Why Both Union and States Need Higher Tax Receipts

(a) Revenue–Expenditure Gap Widening Across Levels: India’s tax-to-GDP ratio remains around 11–12%, far below OECD average of 34%. States’ tax capacity is constrained post-GST, with 70% of indirect tax base centralised.

(b) Meeting National Commitments: Both levels require enhanced taxes for: Defence modernisation (Union Budget’s capital outlay rising steadily).  Green transitions, energy storage, and COP30 commitments. Social protection for 800 million people (NFSA, PMGKAY). Infrastructure: India needs USD 1.4 trillion under National Infrastructure Pipeline (NIP).

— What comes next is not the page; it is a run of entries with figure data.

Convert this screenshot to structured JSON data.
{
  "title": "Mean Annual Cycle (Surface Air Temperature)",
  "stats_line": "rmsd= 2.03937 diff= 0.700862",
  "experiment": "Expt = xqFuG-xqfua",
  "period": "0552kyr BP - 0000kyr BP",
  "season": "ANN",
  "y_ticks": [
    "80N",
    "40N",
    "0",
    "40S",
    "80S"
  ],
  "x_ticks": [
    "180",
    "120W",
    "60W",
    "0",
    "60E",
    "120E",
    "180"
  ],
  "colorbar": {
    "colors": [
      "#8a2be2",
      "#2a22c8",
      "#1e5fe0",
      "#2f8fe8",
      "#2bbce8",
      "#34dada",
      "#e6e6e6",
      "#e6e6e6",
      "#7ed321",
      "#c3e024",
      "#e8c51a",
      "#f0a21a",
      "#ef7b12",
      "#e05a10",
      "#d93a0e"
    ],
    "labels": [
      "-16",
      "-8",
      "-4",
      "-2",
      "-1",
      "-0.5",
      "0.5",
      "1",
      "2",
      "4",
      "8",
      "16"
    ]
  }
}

(c) Need for Predictable and Equitable Transfers: 16th FC must re-evaluate horizontal devolution formula, especially “distance criterion,” to protect high-performing States. The Centre must reduce reliance on cesses/surcharges and expand the divisible pool. Strengthening GST 2.0 with fewer slabs and expanded base will enhance national tax productivity.

(d) Improving Tax Administration: Increased receipts should come through: Digitised compliance (e-invoicing, AI-based audits). Tackling tax evasion (India loses billions to GST fraud cases yearly). Broadening direct-tax base: only 6.5 crore Indians file returns in a population of 1.4 billion.

Way Forward

  1. Expand divisible pool by limiting cesses.
  2. Reform GST for buoyancy and stability.
  3. Strengthen FC recommendations for equity and efficiency.
  4. Enhance States’ capacity to raise own-source revenues (property tax reforms, better excise systems).
  5. Build predictable Centre–State fiscal cooperation mechanisms via Inter-State Council and GST Council 2.0.

Conclusion

Ensuring States’ fiscal space is foundational to cooperative federalism. As emphasised in the RBI and 15th FC reports, sustainable development demands strengthening tax capacity across government tiers to balance autonomy, equity, and national priorities.